The more cumbersome arrow notation (that requires the specification of pre-conditions) has a payoff: managed arrow composition. That is: complex operator pipelines can be directly combined. We are not limited to extending one operation at a time.

If the co-domain of arrow matches the domain of another arrow we can compose them left to right as follows.

a1.cod() == a2.dom()

True

composite = a1 >> a2

composite

DataOpArrow( TableDescription( table_name='data_frame', column_names=[ 'x', 'y']) . extend({ 'z': 'x.mean()'}, partition_by=['y']) . extend({ 'ratio': 'y / x'}), free_table_key='data_frame')

And when this isn't the case, composition is not allowed. This is exactly what we want as this means the preconditions (exactly which columns are present) for the second arrow are not supplied by the first arrow.

a2.cod() == a1.dom()

False

try:
    a2 >> a1
except ValueError as e:
    print("Caught: " + str(e))

Caught: extra incoming columns: {'ratio', 'z'}

An important point is: for this arrow notation composition is not mere list concatenation or function composition. Here is an example that makes this clear.

b1 = DataOpArrow(TableDescription(column_names=['x', 'y'], table_name=None). \
   extend({
    'x': 'x + 1',
    'y': 7
}))

b1

DataOpArrow( TableDescription( table_name='', column_names=[ 'x', 'y']) . extend({ 'x': 'x + 1', 'y': '7'}), free_table_key='')

b2 = DataOpArrow(TableDescription(column_names=['x', 'y'], table_name=None). \
   extend({
    'y': 9
}))

Now watch what happens when we use “>>” to compose the arrow b1 and b2.

b1 >> b2

DataOpArrow( TableDescription( table_name='', column_names=[ 'x', 'y']) . extend({ 'x': 'x + 1', 'y': '9'}), free_table_key='')

Notice in this special case the composition of b1 and b2 is a single extend node combining the operations and eliminating the dead-value 7. The idea is: the package has some freedom to define composition as long as it is associative. In this case we have an optimization at the compose step so the composition is not list concatenation or function composition.

As we have said, a typical user will not take the time to establish pre-conditions on steps. So they are not so much working with arrows but with operators that can be specialized to arrows. An actual user might build up the above pipeline as follows.

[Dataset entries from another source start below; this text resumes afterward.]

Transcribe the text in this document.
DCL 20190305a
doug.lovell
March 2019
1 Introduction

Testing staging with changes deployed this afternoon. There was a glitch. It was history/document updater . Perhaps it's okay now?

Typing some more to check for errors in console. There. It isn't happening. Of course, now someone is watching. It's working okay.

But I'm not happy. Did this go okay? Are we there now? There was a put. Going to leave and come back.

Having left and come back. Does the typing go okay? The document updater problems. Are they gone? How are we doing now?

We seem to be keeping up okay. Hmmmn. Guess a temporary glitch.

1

TableDescription(column_names=['x', 'y'], table_name=None). \
   extend({
    'x': 'x + 1',
    'y': 7
    }). \
   extend({
    'y': 9
    })
    

TableDescription( table_name='', column_names=[ 'x', 'y']) . extend({ 'x': 'x + 1', 'y': '9'})

We recently demonstrated this sort of optimization in the R rquery package.

In the above example the user still benefits from the category theory design. As they composed left to right the system was able to add in the pre-conditions for them. The user only needs to set pre-conditions for non-trivial right-hand side pipelines.

Conclusion

The advantage the data_algebra package gets from category theory is: it lets us design the package action (how the package works on data) somewhat independently from operator composition. This gives us a lot more design room and power than a strict function composition or list concatenation theory would give us.